Mobile Phones, Fiscal Politics and Development: The Political Economy of Money and Finance in Kenya and Zimbabwe  
Stefan Mikuska (York University)

Paper short abstract:

This paper will explore the development potential and power dynamics underlying new forms of domestic resource mobilization in the Global South which involve mobile phone-based money and financial services through a comparative assessment of developments in Kenya and Zimbabwe.

Paper long abstract:

Mobile phone-based money and financial services have emerged as a significant target of developmental intervention in the Global South. While much of the literature has been organized around the problematics of microfinance and financial inclusion, far less attention has been paid to the ways in which states are deploying these new technologies as vehicles for domestic resource mobilization. This paper will provide a comparative assessment of recent developments in Kenya and Zimbabwe, two countries which have been at the forefront of promoting mobile financial services, albeit under profoundly different circumstances and with strongly divergent objectives.

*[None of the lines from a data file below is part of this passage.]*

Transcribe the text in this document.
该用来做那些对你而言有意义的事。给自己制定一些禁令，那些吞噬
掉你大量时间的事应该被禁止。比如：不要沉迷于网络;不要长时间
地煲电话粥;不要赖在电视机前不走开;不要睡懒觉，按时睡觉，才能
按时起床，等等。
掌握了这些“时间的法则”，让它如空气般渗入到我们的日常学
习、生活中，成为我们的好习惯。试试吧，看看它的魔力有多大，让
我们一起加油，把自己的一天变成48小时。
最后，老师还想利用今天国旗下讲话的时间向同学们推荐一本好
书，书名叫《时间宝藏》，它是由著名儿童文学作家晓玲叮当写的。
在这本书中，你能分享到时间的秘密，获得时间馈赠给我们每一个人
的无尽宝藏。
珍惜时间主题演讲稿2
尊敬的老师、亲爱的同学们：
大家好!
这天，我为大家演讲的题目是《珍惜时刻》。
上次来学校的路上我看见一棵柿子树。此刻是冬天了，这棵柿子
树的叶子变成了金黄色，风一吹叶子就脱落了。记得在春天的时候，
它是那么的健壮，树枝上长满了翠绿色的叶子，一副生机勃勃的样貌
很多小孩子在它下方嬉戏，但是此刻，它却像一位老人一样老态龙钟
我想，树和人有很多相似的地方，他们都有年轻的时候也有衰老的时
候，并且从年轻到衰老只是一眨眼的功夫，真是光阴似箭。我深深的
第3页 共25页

In both countries, mobile money has converged with recent policy shifts towards domestic financing for the government budget and for development. By conceptually situating mobile money and finance within broader theories of money, it will argued that the significance of new forms of digital money lies in the ways in which it is being institutionalized in national payments systems and fiscal structures, as well as integrated into state financial policy and governance, especially as a target of taxation and as a mechanism of financial intermediation.